Solved – Anova and Tukey HSD vs Linear Regression

anovaleast squaresmultiple-comparisonsregressiontukey-hsd-test

When analyzing the difference in means between $k$ groups, a one way ANOVA is equivalent to a simple linear regression with indicator variables for group membership

$$
Y = \beta_0 + \beta_1X_1 + \beta_2X_2 + … + \beta_{k-1}X_{k-1} + \epsilon
$$

It's my understanding that if specific contrasts aren't pre-specified, researchers should first examine the ANOVA p-value and if the p-value meets their $\alpha$ threshold, then perform Tukey's HSD test for all pairwise comparisons. We first check the omnibus ANOVA test and then use Tukey's multiple comparisons test to maintain an error rate of $\alpha$.
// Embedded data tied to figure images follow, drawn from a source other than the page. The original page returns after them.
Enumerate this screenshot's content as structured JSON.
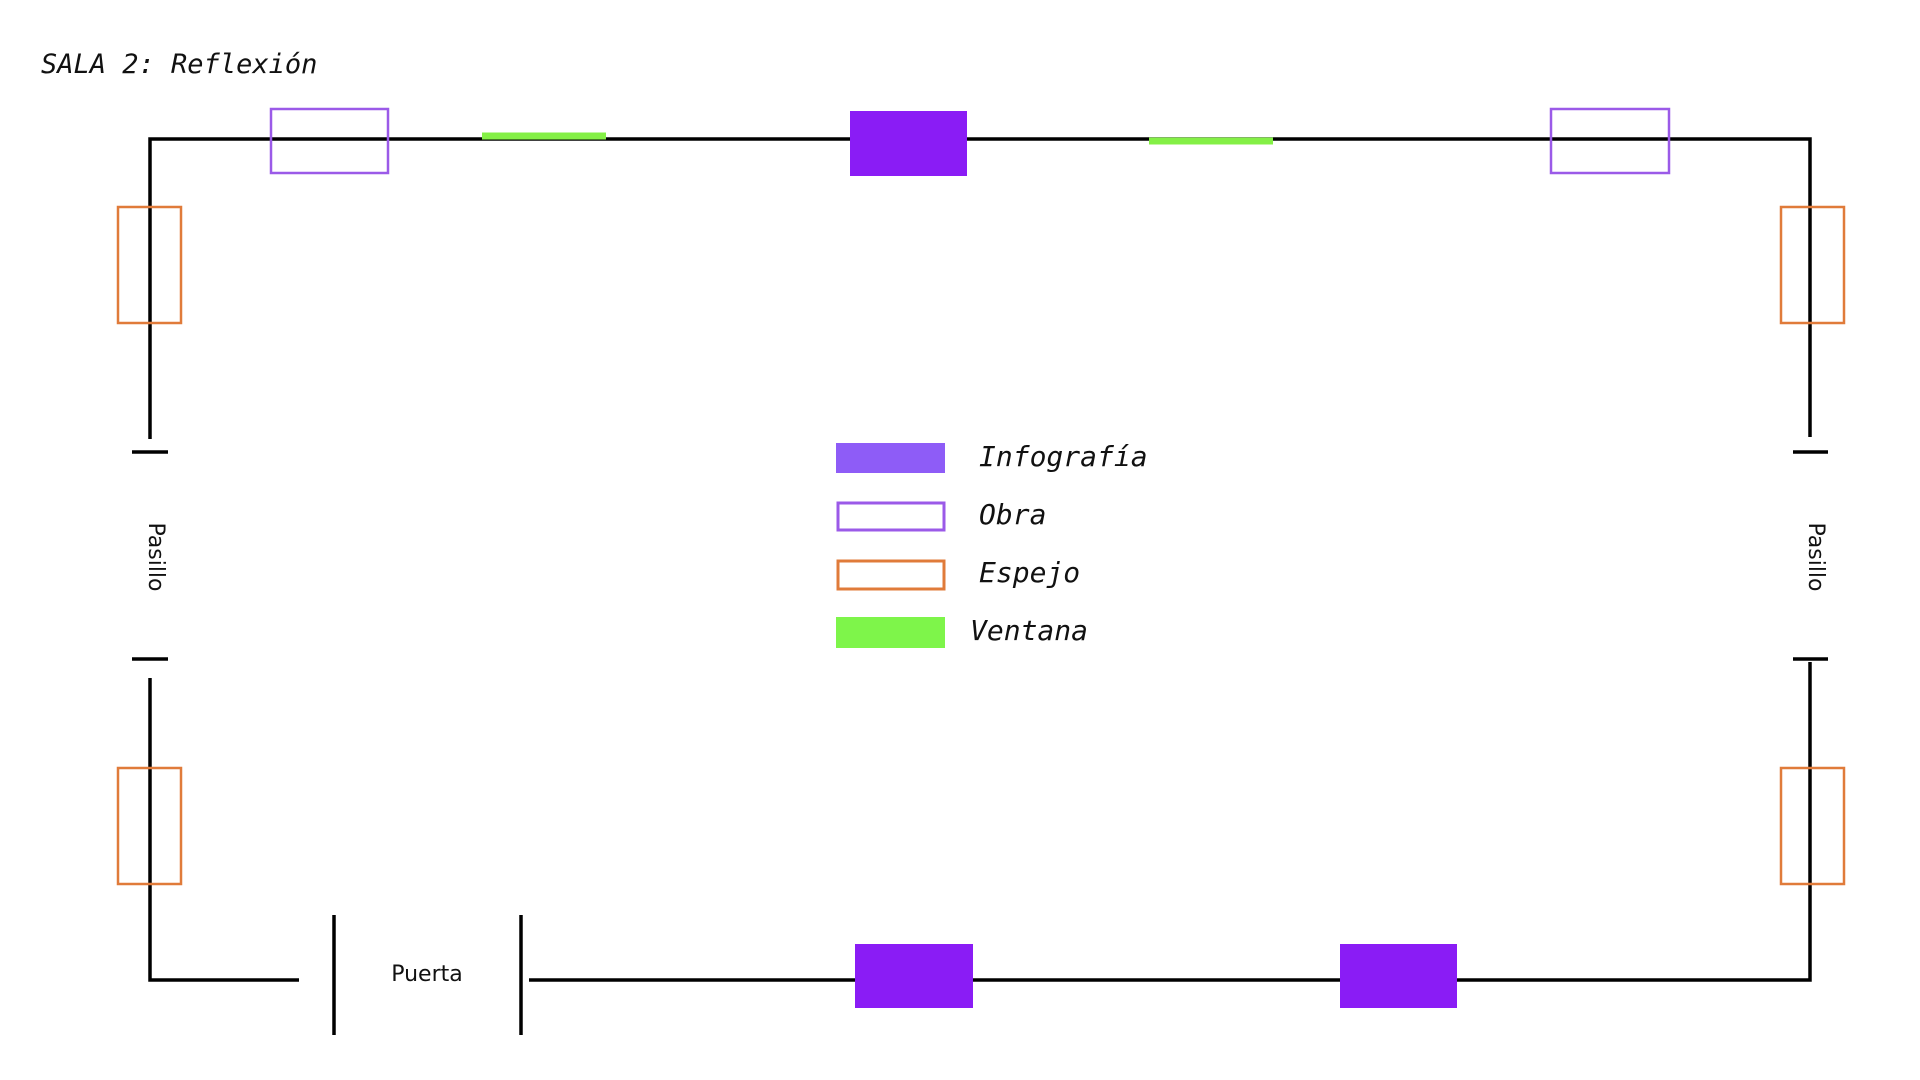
{
  "title": "SALA 2: Reflexión",
  "legend": [
    "Infografía",
    "Obra",
    "Espejo",
    "Ventana"
  ],
  "labels": {
    "left_corridor": "Pasillo",
    "right_corridor": "Pasillo",
    "door": "Puerta"
  }
}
This procedure seems similar to first checking the linear regressions F-statistic and p-value (these should be the same as the ANOVA) and then examining the p-values for individual regression coefficients ($\beta_1$ etc).

With more than two groups, multiple comparisons can become an issue as multiple tests are performed. The Wikipedia page for Tukey's HSD test says Tukey's test accounts for multiple comparisons. Is there any adjustment for multiple comparisons built into the p-values for individual regression coefficients? If not, is it prudent to apply an adjustment (Bonferronni, FDR etc) to the coefficient p-values? I usually don't see discussion of multiple comparisons adjustment for regression coefficients, so I wasn't sure if this is already accounted for or if many just don't consider it a needed adjustment.

Best Answer

Is there any adjustment for multiple comparisons built into the p-values for individual regression coefficients? If not, is it prudent to apply an adjustment (Bonferronni, FDR etc) to the coefficient p-values?

In short, yes, there can be. I usually use linear regression for everything, including designs that could be estimated with an ANOVA. I use R, so I estimate models using the lm function, and then I estimate specific pairwise comparisons using the emmeans package. There is a lot of discussion about adjusting p-values for multiple comparisons in this package. See the vignette section here: https://cran.r-project.org/web/packages/emmeans/vignettes/confidence-intervals.html#adjust

I usually don't see discussion of multiple comparisons adjustment for regression coefficients

This lack of discussion is probably due to your field using ANOVA for these problems more than regression models. It could also be an artifact of what software your field uses, too.

I wasn't sure if this is already accounted for or if many just don't consider it a needed adjustment.

It is not already accounted for in the estimation of the model. Whether or not one considers an adjustment needed is a theoretical discussion. But, since you note that the two are equivalent, if you/your field thinks multiple comparisons should be adjusted for in ANOVA, then that applies to linear regression, as well.